The usual symptoms are familiar: stakeholders demand higher open rates even though revenue stalls; product teams ship more notifications and users opt out; analytics shows clicks but nobody can prove whether a notification created that sale or just reported it. The root causes are fragmented data, privacy-driven metric noise, weak experiment hygiene, and no causal measurement baked into notification analytics.
Contents
- Which engagement metrics actually move revenue
- How to design A/B tests for notifications that don't lie
- How to attribute notifications and tie outcomes to the P&L
- How to automate insights and scale optimization across channels
- Practical playbook: checklists, SQL, and experiment templates
Which engagement metrics actually move revenue
Start with the one question that changes behavior: which metric, when it moves, changes the business’s bottom line? For notifications that must be answered with revenue or high-confidence proxies of revenue, not headline opens.
- Delivery / reach: messages successfully delivered (latency and bounces matter).
- Open / view: useful for subject-line or preview text experiments, but unreliable after client-side preloading (Apple Mail MPP inflated opens). Do not use opens as the primary business KPI for email.
- Click-through rate (CTR) and Click-to-open rate (CTOR): stronger signals of content relevance and intent. Use CTR/CTOR for content and CTA tests.
- Conversion rate and revenue-per-message (RPM): the true north — link notifications to purchases, signups, or LTV. Use order-level joins and margin-aware revenue. (Explained below.)
- Cost / unit economics: cost per send, vendor fees, and human engineering costs — mix these into ROI calculations.

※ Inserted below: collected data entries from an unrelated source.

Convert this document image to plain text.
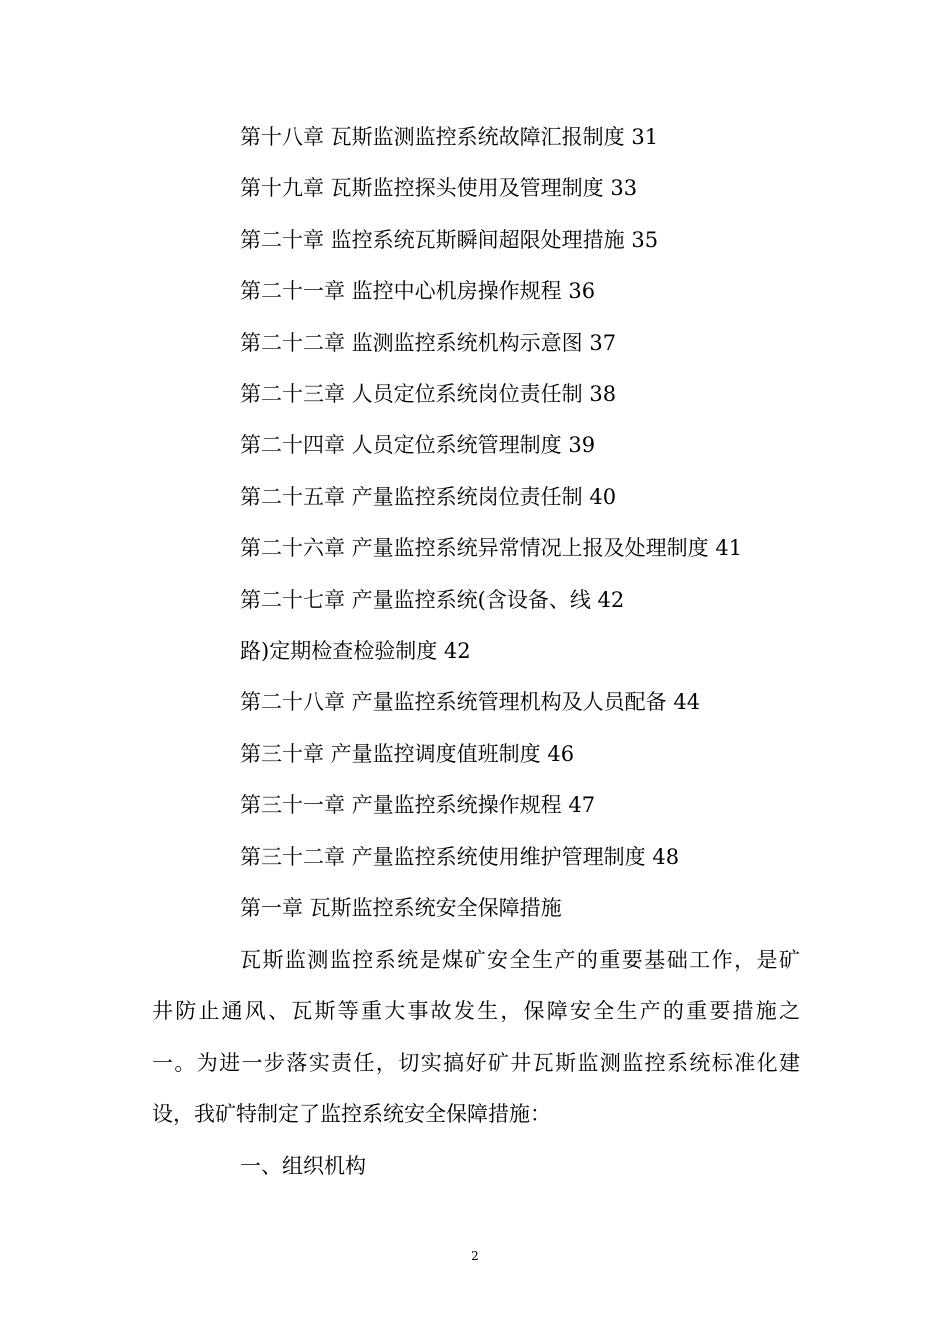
第十八章 瓦斯监测监控系统故障汇报制度 31
第十九章 瓦斯监控探头使用及管理制度 33
第二十章 监控系统瓦斯瞬间超限处理措施 35
第二十一章 监控中心机房操作规程 36
第二十二章 监测监控系统机构示意图 37
第二十三章 人员定位系统岗位责任制 38
第二十四章 人员定位系统管理制度 39
第二十五章 产量监控系统岗位责任制 40
第二十六章 产量监控系统异常情况上报及处理制度 41
第二十七章 产量监控系统(含设备、线 42
路)定期检查检验制度 42
第二十八章 产量监控系统管理机构及人员配备 44
第三十章 产量监控调度值班制度 46
第三十一章 产量监控系统操作规程 47
第三十二章 产量监控系统使用维护管理制度 48
第一章 瓦斯监控系统安全保障措施
瓦斯监测监控系统是煤矿安全生产的重要基础工作，是矿
井防止通风、瓦斯等重大事故发生，保障安全生产的重要措施之
一。为进一步落实责任，切实搞好矿井瓦斯监测监控系统标准化建
设，我矿特制定了监控系统安全保障措施：
一、组织机构
2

Benchmarks vary by channel; use them as directional checks rather than absolutes:
| Channel | Typical open / view range | Typical CTR range | Which metric to prioritize |
|---|---|---|---|
| 30–45% (open rates inflated by MPP). | 1–4% (varies by vertical). | CTR / CTOR / conversions. | |
| Mobile Push | Direct opens often low single digits; total (direct + influenced) opens can be multiple× higher. | 3–15% depending on targeting & OS. | Influenced opens + conversions (measure influenced opens). |
| SMS | Very high opens (often cited ~90–98% for delivered messages) and strong CTRs; high intent channel for urgent offers. | 5–30+% for click-enabled messages (category dependent). | Revenue per message / conversion. |
| Web Push / In-app | Web push: variable (4–20%); in-app messages: very high visibility for active users. | 4–20% | Session conversion and retention. |
Important: Open rates are noisy post-privacy changes. Prioritize clicks → conversions → incremental revenue as the downstream metrics that actually move the P&L.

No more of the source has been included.